2. Next, the Detroit Auto Show needs to move from its traditional January date to June, immediately following the IndyCar weekend at Belle Isle. I am tired of hearing the media attendees at the press days complain about the weather. But I’m not tired of what they’re saying – because it’s dead accurate – I’m tired of hearing about it because it can be easily addressed with some calculated planning. And all of the naysayers who insist that it can’t be done are exactly the reason that the Detroit Auto Show is stuck in neutral. Everything associated with the Detroit show right now – the media attention, the charity preview, the positive affects on the economy – can take place in June when visitors will not only take away a much better impression of this city, they can see this city in a completely new light.
3. If Detroit Auto Show organizers don’t take the first two steps, there is no hope whatsoever of this show ascending to the top tier of auto shows again. Right now the top tier consists of Frankfurt/Paris (conducted on alternate years, still the most important two shows on the calendar), Los Angeles (because of the importance of the vast California market), Geneva (small, but high-quality reveals and intros) and New York (in the media center of the U.S.). CES isn’t an auto show but it has decimated the Detroit show because of its position on the calendar. Chicago is a retail show, a place where consumers actually look over the vehicles they’re thinking of buying. So, where does that leave Detroit? How about floundering and gasping for air? Detroit isn’t important enough to be considered an “international” show anymore; in fact it has taken a giant step backwards to being a regional show for U.S.-based automakers again. No one wants to hear this, but it’s the reality that has unfolded over the last half-dozen years and to pretend otherwise is to function with a level of delusion that is simply not healthy for anyone.
4. And then there’s the notion that auto shows in general have outlived their usefulness. This isn’t an illusion. It’s not just Detroit that has lost its luster and lost manufacturers, other major shows have experienced some of this too. Global manufacturers have grown tired of the costs associated with mounting a proper effort because those costs have multiplied exponentially over the last decade, and they’re realizing that there are more creative ways of getting their message out to consumers. (I still believe in auto shows as a place where people can actually see, feel and touch the vehicles in question, and you only have to spend a few hours at the public days of a show to be reminded of this. And I hope that never goes away.)
The 2018 version of the Detroit Auto Show was a lackluster exercise almost completely devoid of excitement. A lot of people attributed that to the fact that there were not enough concept cars from the manufacturers and that made for a dull show. There is some truth to that. People go to movies for the escapism and entertainment. Similarly, when people go to auto shows – even those people connected to the various car companies and suppliers here who are beyond jaded – they like to kick the tires of the vehicles they could buy or dream to buy of course, but they also like to see creativity and blue-sky stuff. That was decidedly lacking in Detroit and it hurt the show tremendously.

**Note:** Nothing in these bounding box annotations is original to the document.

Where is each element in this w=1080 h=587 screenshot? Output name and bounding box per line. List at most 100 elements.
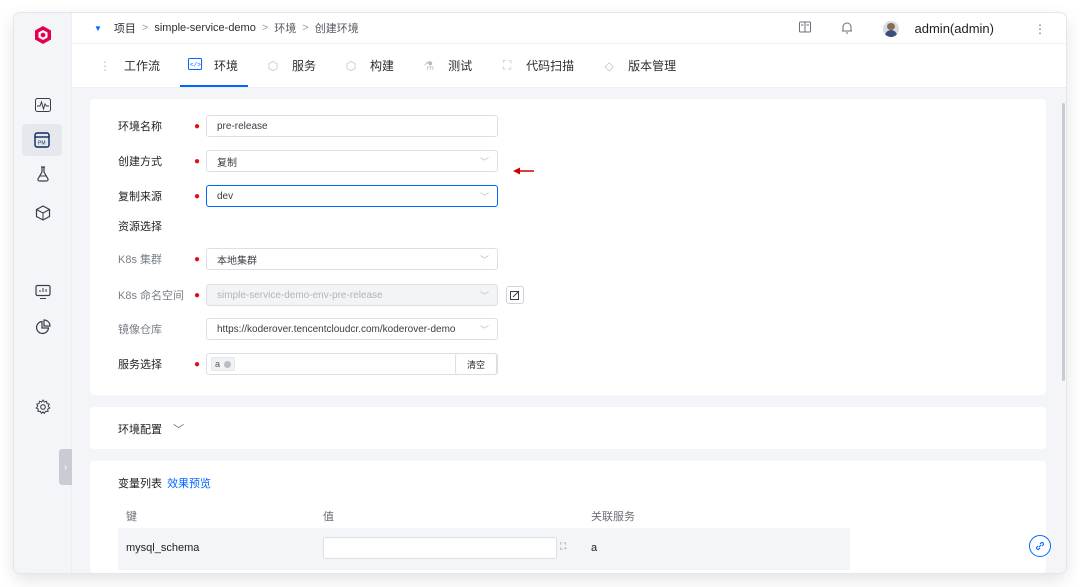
- scan-icon: ⛶: [502, 58, 512, 72]
- edit-namespace-button[interactable]: [506, 286, 524, 304]
- breadcrumb-separator: >: [302, 22, 309, 34]
- username[interactable]: admin(admin): [915, 21, 994, 36]
- form-row-image-registry: 镜像仓库 https://koderover.tencentcloudcr.co…: [118, 318, 498, 340]
- resource-section-title: 资源选择: [118, 221, 162, 233]
- variables-header: 变量列表 效果预览: [118, 475, 211, 491]
- tab-service[interactable]: ⬡ 服务: [266, 44, 316, 87]
- build-icon: ⬡: [345, 58, 357, 73]
- svg-text:</>: </>: [190, 62, 201, 69]
- create-method-label: 创建方式: [118, 156, 162, 168]
- tab-label: 工作流: [124, 59, 161, 73]
- flask-icon: ⚗: [423, 58, 435, 73]
- zadig-logo-icon[interactable]: [33, 25, 53, 45]
- more-vertical-icon[interactable]: ⋮: [1032, 22, 1048, 36]
- code-env-icon: </>: [188, 58, 203, 73]
- clear-services-button[interactable]: 清空: [455, 353, 497, 375]
- variable-key: mysql_schema: [126, 542, 200, 554]
- link-float-button[interactable]: [1029, 535, 1051, 557]
- tab-code-scan[interactable]: ⛶ 代码扫描: [500, 44, 574, 87]
- image-registry-select[interactable]: https://koderover.tencentcloudcr.com/kod…: [206, 318, 498, 340]
- service-icon: ⬡: [267, 58, 279, 73]
- sidebar-expand-handle[interactable]: ›: [59, 449, 72, 485]
- service-tag[interactable]: a: [211, 357, 236, 371]
- chevron-down-icon: ﹀: [479, 157, 489, 167]
- preview-link[interactable]: 效果预览: [167, 478, 211, 490]
- tab-test[interactable]: ⚗ 测试: [422, 44, 472, 87]
- tab-version[interactable]: ◇ 版本管理: [602, 44, 676, 87]
- service-tag-label: a: [215, 359, 221, 369]
- variable-value-input[interactable]: [323, 537, 557, 559]
- create-method-select[interactable]: 复制 ﹀: [206, 150, 498, 172]
- breadcrumb-project[interactable]: 项目: [114, 20, 136, 36]
- k8s-namespace-value: simple-service-demo-env-pre-release: [217, 289, 383, 301]
- chevron-down-icon: ﹀: [173, 424, 185, 436]
- required-mark: ●: [193, 358, 201, 370]
- service-select-label: 服务选择: [118, 359, 162, 371]
- env-config-header[interactable]: 环境配置 ﹀: [118, 421, 184, 437]
- tab-label: 测试: [448, 59, 473, 73]
- required-mark: ●: [193, 120, 201, 132]
- breadcrumb-project-name[interactable]: simple-service-demo: [154, 22, 255, 34]
- edit-icon: [510, 290, 520, 300]
- chevron-down-icon: ﹀: [479, 192, 489, 202]
- create-method-value: 复制: [217, 157, 237, 169]
- tab-label: 版本管理: [628, 59, 677, 73]
- link-icon: [1035, 541, 1045, 551]
- table-row: mysql_schema ⛶ a: [118, 528, 850, 570]
- service-select-input[interactable]: a 清空: [206, 353, 498, 375]
- tab-environment[interactable]: </> 环境: [180, 44, 249, 87]
- breadcrumb-separator: >: [141, 22, 149, 34]
- package-icon[interactable]: [32, 202, 54, 224]
- chevron-down-icon: ﹀: [479, 291, 489, 301]
- pulse-icon[interactable]: [32, 94, 54, 116]
- variable-service: a: [591, 542, 598, 554]
- tab-workflow[interactable]: ⋮ 工作流: [98, 44, 160, 87]
- top-right-actions: admin(admin) ⋮: [797, 13, 1048, 44]
- breadcrumb: ▼ 项目 > simple-service-demo > 环境 > 创建环境: [72, 20, 359, 36]
- k8s-cluster-select[interactable]: 本地集群 ﹀: [206, 248, 498, 270]
- required-mark: ●: [193, 190, 201, 202]
- k8s-namespace-select: simple-service-demo-env-pre-release ﹀: [206, 284, 498, 306]
- project-management-icon[interactable]: PM: [22, 124, 62, 156]
- k8s-namespace-label: K8s 命名空间: [118, 290, 185, 302]
- tab-label: 环境: [214, 59, 239, 73]
- tag-close-icon[interactable]: [224, 360, 232, 368]
- env-config-section[interactable]: 环境配置 ﹀: [90, 407, 1046, 449]
- env-name-input[interactable]: pre-release: [206, 115, 498, 137]
- image-registry-value: https://koderover.tencentcloudcr.com/kod…: [217, 323, 456, 335]
- pie-chart-icon[interactable]: [32, 316, 54, 338]
- variables-section: 变量列表 效果预览 键 值 关联服务 mysql_schema ⛶ a: [90, 461, 1046, 573]
- project-tabs: ⋮ 工作流 </> 环境 ⬡ 服务 ⬡ 构建 ⚗ 测试 ⛶ 代码扫描 ◇ 版本管…: [72, 44, 1066, 88]
- form-row-create-method: 创建方式 ● 复制 ﹀: [118, 150, 498, 172]
- user-avatar[interactable]: [882, 20, 899, 37]
- column-header-key: 键: [126, 511, 137, 523]
- form-row-k8s-cluster: K8s 集群 ● 本地集群 ﹀: [118, 248, 498, 270]
- env-name-value: pre-release: [217, 120, 268, 132]
- tab-label: 构建: [370, 59, 395, 73]
- tab-label: 服务: [292, 59, 317, 73]
- annotation-arrow-icon: [513, 167, 534, 175]
- settings-gear-icon[interactable]: [32, 396, 54, 418]
- breadcrumb-env[interactable]: 环境: [274, 20, 296, 36]
- svg-text:PM: PM: [38, 141, 46, 147]
- monitor-chart-icon[interactable]: [32, 281, 54, 303]
- expand-icon[interactable]: ⛶: [560, 541, 566, 552]
- bell-icon[interactable]: [839, 21, 855, 37]
- form-row-copy-source: 复制来源 ● dev ﹀: [118, 185, 498, 207]
- variables-title: 变量列表: [118, 478, 162, 490]
- column-header-value: 值: [323, 511, 334, 523]
- scrollbar[interactable]: [1062, 103, 1065, 381]
- left-nav: PM: [14, 13, 72, 573]
- caret-down-icon[interactable]: ▼: [94, 24, 102, 33]
- flask-icon[interactable]: [32, 163, 54, 185]
- docs-icon[interactable]: [797, 21, 813, 36]
- tab-label: 代码扫描: [526, 59, 575, 73]
- form-row-service-select: 服务选择 ● a 清空: [118, 353, 498, 375]
- env-name-label: 环境名称: [118, 121, 162, 133]
- column-header-service: 关联服务: [591, 511, 635, 523]
- k8s-cluster-label: K8s 集群: [118, 254, 163, 266]
- required-mark: ●: [193, 289, 201, 301]
- copy-source-select[interactable]: dev ﹀: [206, 185, 498, 207]
- form-row-k8s-namespace: K8s 命名空间 ● simple-service-demo-env-pre-r…: [118, 284, 524, 306]
- tab-build[interactable]: ⬡ 构建: [344, 44, 394, 87]
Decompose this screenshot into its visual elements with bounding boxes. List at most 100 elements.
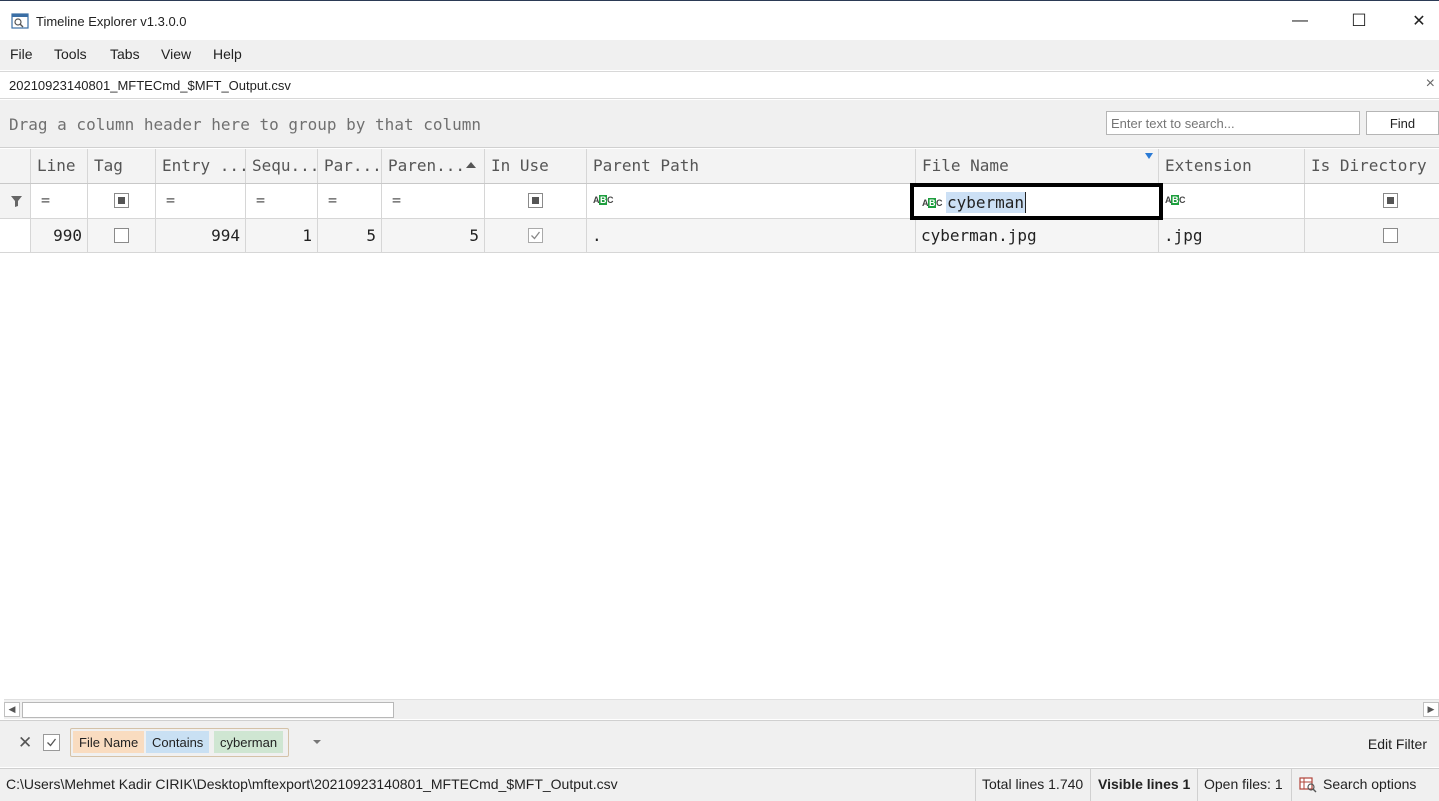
column-filter-icon[interactable] [1145, 153, 1153, 159]
column-header-in-use[interactable]: In Use [485, 149, 587, 183]
filter-value-chip[interactable]: cyberman [214, 731, 284, 753]
text-filter-icon: ABC [922, 198, 943, 208]
status-visible-lines: Visible lines 1 [1098, 776, 1191, 792]
cell-is-directory[interactable] [1305, 219, 1439, 252]
column-header-file-name-label: File Name [922, 156, 1009, 175]
data-grid: Line Tag Entry ... Sequ... Par... Paren.… [0, 149, 1439, 699]
search-options-icon[interactable] [1299, 777, 1317, 796]
filter-field-chip[interactable]: File Name [73, 731, 145, 753]
column-header-is-directory[interactable]: Is Directory [1305, 149, 1439, 183]
clear-filter-icon[interactable]: ✕ [18, 733, 32, 753]
file-name-filter-input[interactable]: cyberman [946, 192, 1027, 213]
column-header-parent-sequence[interactable]: Paren... [382, 149, 485, 183]
column-header-line[interactable]: Line [31, 149, 88, 183]
status-total-lines: Total lines 1.740 [982, 776, 1084, 792]
filter-cell-parent-entry[interactable]: = [318, 184, 382, 218]
scroll-thumb[interactable] [22, 702, 394, 718]
scroll-right-arrow-icon[interactable]: ▶ [1423, 702, 1439, 717]
text-filter-icon: ABC [593, 195, 614, 205]
file-tab-strip: 20210923140801_MFTECmd_$MFT_Output.csv × [0, 71, 1439, 99]
cell-file-name[interactable]: cyberman.jpg [916, 219, 1159, 252]
text-filter-icon: ABC [1165, 195, 1186, 205]
cell-parent-entry[interactable]: 5 [318, 219, 382, 252]
table-row[interactable]: 990 994 1 5 5 . cyberman.jpg .jpg [0, 219, 1439, 253]
column-header-parent-entry[interactable]: Par... [318, 149, 382, 183]
find-button[interactable]: Find [1366, 111, 1439, 135]
row-indicator-header [0, 149, 31, 183]
window-title: Timeline Explorer v1.3.0.0 [36, 14, 187, 29]
edit-filter-link[interactable]: Edit Filter [1368, 736, 1427, 752]
auto-filter-row: = = = = = ABC ABC cyberman ABC [0, 183, 1439, 220]
filter-cell-sequence[interactable]: = [246, 184, 318, 218]
column-header-entry[interactable]: Entry ... [156, 149, 246, 183]
cell-extension[interactable]: .jpg [1159, 219, 1305, 252]
filter-cell-extension[interactable]: ABC [1159, 184, 1305, 218]
filter-cell-parent-path[interactable]: ABC [587, 184, 916, 218]
cell-sequence[interactable]: 1 [246, 219, 318, 252]
column-header-file-name[interactable]: File Name [916, 149, 1159, 183]
app-icon [11, 13, 29, 29]
maximize-button[interactable]: ☐ [1339, 7, 1379, 35]
maximize-icon: ☐ [1351, 11, 1367, 30]
column-header-extension[interactable]: Extension [1159, 149, 1305, 183]
menu-tools[interactable]: Tools [54, 46, 87, 62]
menu-bar: File Tools Tabs View Help [0, 40, 1439, 70]
row-indicator [0, 219, 31, 252]
cell-tag[interactable] [88, 219, 156, 252]
cell-in-use[interactable] [485, 219, 587, 252]
title-bar: Timeline Explorer v1.3.0.0 — ☐ ✕ [0, 0, 1439, 40]
tab-close-icon[interactable]: × [1426, 75, 1435, 93]
check-icon [531, 231, 541, 240]
menu-file[interactable]: File [10, 46, 33, 62]
column-header-tag[interactable]: Tag [88, 149, 156, 183]
tag-filter-checkbox[interactable] [114, 193, 129, 208]
status-separator [1197, 769, 1198, 801]
filter-cell-in-use[interactable] [485, 184, 587, 218]
filter-cell-is-directory[interactable] [1305, 184, 1439, 218]
filter-row-indicator [0, 184, 31, 218]
filter-cell-entry[interactable]: = [156, 184, 246, 218]
minimize-icon: — [1292, 12, 1308, 29]
enable-filter-checkbox[interactable] [43, 734, 60, 751]
cell-parent-path[interactable]: . [587, 219, 916, 252]
funnel-icon [11, 196, 22, 207]
is-directory-filter-checkbox[interactable] [1383, 193, 1398, 208]
tab-file[interactable]: 20210923140801_MFTECmd_$MFT_Output.csv [9, 78, 291, 93]
status-open-files: Open files: 1 [1204, 776, 1283, 792]
horizontal-scrollbar[interactable]: ◀ ▶ [4, 699, 1439, 719]
cell-line[interactable]: 990 [31, 219, 88, 252]
group-panel: Drag a column header here to group by th… [0, 100, 1439, 148]
status-separator [975, 769, 976, 801]
search-options-button[interactable]: Search options [1323, 776, 1416, 792]
close-window-button[interactable]: ✕ [1399, 7, 1439, 35]
in-use-filter-checkbox[interactable] [528, 193, 543, 208]
sort-ascending-icon [466, 162, 476, 168]
status-separator [1090, 769, 1091, 801]
filter-cell-line[interactable]: = [31, 184, 88, 218]
filter-cell-parent-sequence[interactable]: = [382, 184, 485, 218]
menu-view[interactable]: View [161, 46, 191, 62]
filter-history-dropdown-icon[interactable] [313, 740, 321, 744]
column-header-parent-sequence-label: Paren... [388, 156, 466, 175]
filter-cell-file-name[interactable]: ABC cyberman [910, 183, 1163, 220]
status-file-path: C:\Users\Mehmet Kadir CIRIK\Desktop\mfte… [6, 776, 618, 792]
filter-operator-chip[interactable]: Contains [146, 731, 210, 753]
cell-parent-sequence[interactable]: 5 [382, 219, 485, 252]
column-header-parent-path[interactable]: Parent Path [587, 149, 916, 183]
cell-entry[interactable]: 994 [156, 219, 246, 252]
minimize-button[interactable]: — [1280, 7, 1320, 35]
column-header-sequence[interactable]: Sequ... [246, 149, 318, 183]
menu-help[interactable]: Help [213, 46, 242, 62]
status-separator [1291, 769, 1292, 801]
filter-cell-tag[interactable] [88, 184, 156, 218]
search-input[interactable] [1106, 111, 1360, 135]
in-use-checkbox[interactable] [528, 228, 543, 243]
menu-tabs[interactable]: Tabs [110, 46, 140, 62]
status-bar: C:\Users\Mehmet Kadir CIRIK\Desktop\mfte… [0, 768, 1439, 801]
scroll-left-arrow-icon[interactable]: ◀ [4, 702, 20, 717]
column-header-row: Line Tag Entry ... Sequ... Par... Paren.… [0, 149, 1439, 184]
is-directory-checkbox[interactable] [1383, 228, 1398, 243]
close-icon: ✕ [1412, 13, 1426, 30]
filter-panel: ✕ File Name Contains cyberman Edit Filte… [0, 720, 1439, 767]
tag-checkbox[interactable] [114, 228, 129, 243]
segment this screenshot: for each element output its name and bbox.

I realize this will be a highly unpopular column around these parts (gee, there’s something new –WG), because if we go by what those in the local media have reported the 2018 Detroit Auto Show was another grand slam home run and runaway success. But this kind of “homerism” by the media is just kicking the can down the road.
I will assure you that if the Detroit show organizers continue on their merry way – which is to do more of exactly the same – the show will become exactly what it started out to be, a localized show for the people in the industry and the local dealers.
Maybe that would suit some just fine, but not me. It’s not befitting of the Motor Capital of the World and it’s not representative of the talent and creativity that lives and works here.
The Detroit Auto Show as we know it is dead, long live the new Detroit Auto Show.
And that’s the High-Octane Truth for this week.